Tant et si bien que la situation économique est passée au crible, ce qui révèle les plans malvenus de nos misérables gouvernements. Et la grille de programmes distinguée d’al-Jazeera n’a pas omis tout ce dont dispose l’Occident, par la grâce d’Allah, de flux d’informations au service du citoyen, en matière de savoir, d’esprit de recherche. D’où l’intérêt pour « leurs archives » qui retracent « notre histoire ». Al-Jazeera demeure un « regard sur la Palestine » et les droits de l’homme.
Le Network arabe joue un rôle prépondérant dans la solidarité avec les victimes de catastrophe, comme dans la couverture des évènements, la diffusion des du spectacle désolant des guerres avec un courage et un esprit de sacrifice rares même au sein des grands médias occidentaux.
Il va sans dire qu’al-Jazeera a suscité l’esprit de concurrence, imposant son style dans le traitement médiatique. D’illustres hommes et femmes de médias l’ont rejointe, portant haut l’étendard d’un média arabe qui s’illustre par ses qualités.
C’est la liberté de l’opinion des uns et des autres. Au point que certaines tentatives paraissent semblables à des tests d’étudiants infortunés manquant de sérieux, de talent et d’audace. Ayant délaissé leurs études, ils n’ont d’autre choix que de s’adonner à la drogue et aux barbituriques. Oubliant que le Prophète, Prière et Salut sur Lui, disait aux retardataires : « Oukacha t’y a précédé ».
Al-Jazeera a pu nous dépoussiérer, nous tirant de l’oubli, montrant des images en toute beauté et ce qui nous illustre. A travers elle, des politiciens, juristes, intellectuels, lettrés, orateurs et sportifs ont paru a ugrabd public arabe. Et à travers elle, nous avons identifié nos souffrances.
Al Jazeera se distinguée par son appartenance à une nation dont les dirigeants ignorent la valeur réelle et Al Jazeera a fait de cette nation un atelier de programmes et de reportages, où le monde arabe excelle. Ce qui fait gagner à al-Jazeera le cœur du citoyen arabe, où qu’il soit.
Puis, Allah a voulu que sonne l’heure de la moisson de nos malheurs, à la faveur des tempêtes des « printemps » qui ont ébranlé les sentiments de la nation. En a jailli l’étincelle ayant déclenché le flot libérateur en un devenir, aboutissant au développement de la nation et à sa survie de la noyade.
Al-Jazeera fut le véhicule de la vague de furie ayant pris la nation arabe, esquissant les contours de la révolution place Tahrir au Caire, témoin de la grande évasion des tyrans autocrates.

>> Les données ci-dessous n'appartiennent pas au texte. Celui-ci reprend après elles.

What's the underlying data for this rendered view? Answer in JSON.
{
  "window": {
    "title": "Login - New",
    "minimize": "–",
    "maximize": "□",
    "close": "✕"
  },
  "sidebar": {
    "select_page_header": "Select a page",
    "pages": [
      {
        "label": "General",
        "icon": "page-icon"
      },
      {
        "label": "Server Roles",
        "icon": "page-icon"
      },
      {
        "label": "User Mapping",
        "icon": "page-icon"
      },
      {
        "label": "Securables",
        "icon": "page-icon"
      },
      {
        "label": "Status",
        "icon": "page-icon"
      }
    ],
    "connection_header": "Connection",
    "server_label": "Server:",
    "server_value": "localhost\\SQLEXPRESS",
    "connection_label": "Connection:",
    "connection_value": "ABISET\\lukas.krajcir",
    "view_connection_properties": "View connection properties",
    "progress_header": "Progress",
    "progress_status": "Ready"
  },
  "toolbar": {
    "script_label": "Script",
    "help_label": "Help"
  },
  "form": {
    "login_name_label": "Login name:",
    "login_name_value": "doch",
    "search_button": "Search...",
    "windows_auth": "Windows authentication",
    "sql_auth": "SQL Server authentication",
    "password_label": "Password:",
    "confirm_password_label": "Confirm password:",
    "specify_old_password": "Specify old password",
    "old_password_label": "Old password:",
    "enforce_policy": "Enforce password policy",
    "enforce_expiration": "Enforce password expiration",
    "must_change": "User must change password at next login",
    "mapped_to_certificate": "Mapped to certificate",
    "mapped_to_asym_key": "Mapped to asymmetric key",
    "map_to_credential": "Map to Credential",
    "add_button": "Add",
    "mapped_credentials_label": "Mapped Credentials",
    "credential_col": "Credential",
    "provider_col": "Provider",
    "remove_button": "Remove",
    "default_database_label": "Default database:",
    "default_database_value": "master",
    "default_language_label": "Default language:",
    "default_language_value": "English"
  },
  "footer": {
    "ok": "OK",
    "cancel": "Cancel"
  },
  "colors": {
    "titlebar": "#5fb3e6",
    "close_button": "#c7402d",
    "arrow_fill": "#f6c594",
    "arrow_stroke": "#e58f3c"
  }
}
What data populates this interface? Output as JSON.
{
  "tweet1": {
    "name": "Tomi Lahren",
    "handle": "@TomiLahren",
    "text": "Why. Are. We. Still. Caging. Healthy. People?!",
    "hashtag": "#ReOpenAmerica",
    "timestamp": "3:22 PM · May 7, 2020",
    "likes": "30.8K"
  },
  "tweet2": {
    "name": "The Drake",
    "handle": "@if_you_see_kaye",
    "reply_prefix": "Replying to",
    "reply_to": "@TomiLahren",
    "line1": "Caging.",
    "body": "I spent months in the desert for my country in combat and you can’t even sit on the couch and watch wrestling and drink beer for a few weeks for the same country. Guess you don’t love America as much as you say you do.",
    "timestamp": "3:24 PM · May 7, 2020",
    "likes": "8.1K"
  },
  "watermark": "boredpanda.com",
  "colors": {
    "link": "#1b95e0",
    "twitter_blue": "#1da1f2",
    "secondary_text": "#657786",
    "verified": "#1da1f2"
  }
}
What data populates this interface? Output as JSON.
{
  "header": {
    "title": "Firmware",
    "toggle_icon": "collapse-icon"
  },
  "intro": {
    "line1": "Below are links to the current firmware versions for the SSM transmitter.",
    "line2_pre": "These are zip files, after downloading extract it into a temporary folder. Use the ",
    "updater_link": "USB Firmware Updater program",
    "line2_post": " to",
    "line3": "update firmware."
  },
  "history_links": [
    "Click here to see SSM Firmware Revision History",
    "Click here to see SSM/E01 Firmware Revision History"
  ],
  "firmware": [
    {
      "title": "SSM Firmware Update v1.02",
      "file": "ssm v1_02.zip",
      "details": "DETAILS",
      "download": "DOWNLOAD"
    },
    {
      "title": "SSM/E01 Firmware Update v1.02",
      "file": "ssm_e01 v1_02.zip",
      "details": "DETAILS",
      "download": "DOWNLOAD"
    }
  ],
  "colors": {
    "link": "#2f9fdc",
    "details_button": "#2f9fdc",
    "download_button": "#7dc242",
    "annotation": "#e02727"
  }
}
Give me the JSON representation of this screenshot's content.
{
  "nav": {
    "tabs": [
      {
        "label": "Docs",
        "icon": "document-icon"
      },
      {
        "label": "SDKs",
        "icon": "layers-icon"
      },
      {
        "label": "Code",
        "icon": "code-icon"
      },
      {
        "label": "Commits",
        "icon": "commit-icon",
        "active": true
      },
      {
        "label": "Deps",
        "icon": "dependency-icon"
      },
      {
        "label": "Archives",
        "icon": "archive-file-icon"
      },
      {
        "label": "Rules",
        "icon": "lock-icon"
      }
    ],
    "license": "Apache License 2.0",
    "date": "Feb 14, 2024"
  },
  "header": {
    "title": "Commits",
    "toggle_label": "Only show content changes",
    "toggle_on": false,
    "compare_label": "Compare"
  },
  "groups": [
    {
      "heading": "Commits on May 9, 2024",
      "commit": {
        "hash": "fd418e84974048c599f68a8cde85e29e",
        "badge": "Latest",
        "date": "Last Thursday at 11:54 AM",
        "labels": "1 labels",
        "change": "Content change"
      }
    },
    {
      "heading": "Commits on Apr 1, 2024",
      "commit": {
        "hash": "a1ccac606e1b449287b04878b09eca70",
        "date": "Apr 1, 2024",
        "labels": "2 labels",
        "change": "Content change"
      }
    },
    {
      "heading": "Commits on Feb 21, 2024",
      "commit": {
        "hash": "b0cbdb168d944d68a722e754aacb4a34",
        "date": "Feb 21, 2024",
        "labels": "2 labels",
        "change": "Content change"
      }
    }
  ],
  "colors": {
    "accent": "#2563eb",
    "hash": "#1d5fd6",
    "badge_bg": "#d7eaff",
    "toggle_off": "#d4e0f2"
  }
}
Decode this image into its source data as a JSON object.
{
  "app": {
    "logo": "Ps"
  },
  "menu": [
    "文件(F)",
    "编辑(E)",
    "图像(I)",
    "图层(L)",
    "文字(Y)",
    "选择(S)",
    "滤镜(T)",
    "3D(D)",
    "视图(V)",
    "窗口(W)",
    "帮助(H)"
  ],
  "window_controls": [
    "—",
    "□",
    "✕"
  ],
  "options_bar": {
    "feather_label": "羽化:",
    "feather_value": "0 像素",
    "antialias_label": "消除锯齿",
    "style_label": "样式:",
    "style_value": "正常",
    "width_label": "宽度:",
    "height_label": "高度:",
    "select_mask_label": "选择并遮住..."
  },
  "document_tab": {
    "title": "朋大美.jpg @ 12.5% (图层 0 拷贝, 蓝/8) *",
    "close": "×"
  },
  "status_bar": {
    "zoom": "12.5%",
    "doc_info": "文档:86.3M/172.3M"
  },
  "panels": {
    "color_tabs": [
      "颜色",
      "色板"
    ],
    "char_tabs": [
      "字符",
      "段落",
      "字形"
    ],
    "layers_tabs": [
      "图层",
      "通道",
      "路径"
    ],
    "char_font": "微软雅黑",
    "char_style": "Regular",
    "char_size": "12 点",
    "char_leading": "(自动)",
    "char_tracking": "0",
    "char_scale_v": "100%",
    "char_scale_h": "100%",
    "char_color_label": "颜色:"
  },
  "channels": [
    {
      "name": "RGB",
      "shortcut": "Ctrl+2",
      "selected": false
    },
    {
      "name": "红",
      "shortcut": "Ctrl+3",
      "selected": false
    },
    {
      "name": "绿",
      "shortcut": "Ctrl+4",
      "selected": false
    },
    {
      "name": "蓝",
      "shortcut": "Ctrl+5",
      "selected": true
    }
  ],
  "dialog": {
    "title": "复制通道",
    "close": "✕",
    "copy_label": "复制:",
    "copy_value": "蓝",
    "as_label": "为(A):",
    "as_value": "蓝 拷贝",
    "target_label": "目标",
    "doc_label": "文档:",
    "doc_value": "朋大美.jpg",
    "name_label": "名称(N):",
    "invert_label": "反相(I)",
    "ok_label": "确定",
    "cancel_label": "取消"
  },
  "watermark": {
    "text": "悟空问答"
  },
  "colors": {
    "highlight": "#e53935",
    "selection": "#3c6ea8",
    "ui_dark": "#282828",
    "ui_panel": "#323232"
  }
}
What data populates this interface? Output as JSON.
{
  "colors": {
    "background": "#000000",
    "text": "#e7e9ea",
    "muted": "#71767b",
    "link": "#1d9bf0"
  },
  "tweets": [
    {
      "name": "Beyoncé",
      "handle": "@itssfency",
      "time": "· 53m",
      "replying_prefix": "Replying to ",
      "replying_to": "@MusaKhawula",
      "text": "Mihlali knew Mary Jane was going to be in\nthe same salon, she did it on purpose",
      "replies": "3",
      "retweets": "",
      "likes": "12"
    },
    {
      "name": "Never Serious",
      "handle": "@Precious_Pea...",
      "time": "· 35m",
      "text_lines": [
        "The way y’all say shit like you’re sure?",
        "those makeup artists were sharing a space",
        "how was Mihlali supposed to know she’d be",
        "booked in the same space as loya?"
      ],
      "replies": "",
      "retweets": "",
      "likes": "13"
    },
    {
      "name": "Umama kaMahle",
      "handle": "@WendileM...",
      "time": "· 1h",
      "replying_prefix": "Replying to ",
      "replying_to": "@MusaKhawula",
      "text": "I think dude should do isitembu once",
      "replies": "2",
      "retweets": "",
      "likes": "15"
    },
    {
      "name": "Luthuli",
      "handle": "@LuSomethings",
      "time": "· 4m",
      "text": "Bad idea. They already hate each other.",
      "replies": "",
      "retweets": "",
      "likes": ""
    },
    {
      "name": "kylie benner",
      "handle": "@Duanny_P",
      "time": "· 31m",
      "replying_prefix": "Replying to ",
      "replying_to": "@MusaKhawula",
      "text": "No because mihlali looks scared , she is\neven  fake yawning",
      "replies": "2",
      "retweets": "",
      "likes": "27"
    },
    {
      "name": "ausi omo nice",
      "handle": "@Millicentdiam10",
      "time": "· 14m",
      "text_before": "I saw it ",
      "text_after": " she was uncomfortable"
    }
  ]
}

Nous ne pourrions citer de façon exhaustive les qualités d’al-Jazeera et de son réseau qui, fût-il circonscrit à son site Web magnifique, et à sa rubrique culture, se distingue par ses analyses, par la qualité de son actualité, par le résumé des livres, ainsi que par la diversité de ses offres à la portée des chercheurs.
Et l’Institut d’al-Jazeera, qui est devenu l’orientation de journalistes sérieux, soucieux de se perfectionner, loin des élucubrations des facultés de journalisme.
J'ai entendu certains parler de ce que les sportifs considèrent comme une réalisation concurrençant les institutions financières de l'Ouest, leur arrachant les droits de diffusion sportive.
Al-Jazeera entame aujourd'hui sa troisième décennie. Elle a formé des esprits, propagé la science, brisé bien des tabous. Autant d’exploits que des États, des mouvements et programmes furent incapables de réaliser malgré les immenses capitaux dépensés en vain. Sans oublier le temps et l’énergie, consentis sans résultats.
Al-Jazeera, elle, y est parvenue. Comme si le poète, Ibn al-Qayyim, pensait à elle lorsqu’il dit :
من لي بمثل سيرك المدلل .. تمشي رويدا وتجي في الأول
Dont voici la traduction du poète Mohamed Yahya ould Abdel Wedoud, par ailleurs traducteur de cet article, en un diptyque d’alexandrins à rimes plates :
« Qui d’autre que Leïla marche, aussi fière,
« Avec lenteur arrivant toujours la première ? »
La survie d’al-Jazeera et sa préservation est une revendication de la nation arabe tout entière. C’est le désir de gens libres qui sacrifieraient ce qu’ils ont de plus cher. Même si la nation fût épargnée de la vague de dissensions internes pour le pouvoir à la quête de soutiens, ce qui est contraire aux valeurs usuelles, et que des parties se fussent empressées de recourir aux coups militaires, aux révolutions de palais aux relents familiaux, dans le seul but de satisfaire aux lobbies du chaos et de la normalisation, à mille lieues de la volonté des peuples ; au point de fermer al-Jazeera et d’imposer un blocus injuste au peuple du Qatar!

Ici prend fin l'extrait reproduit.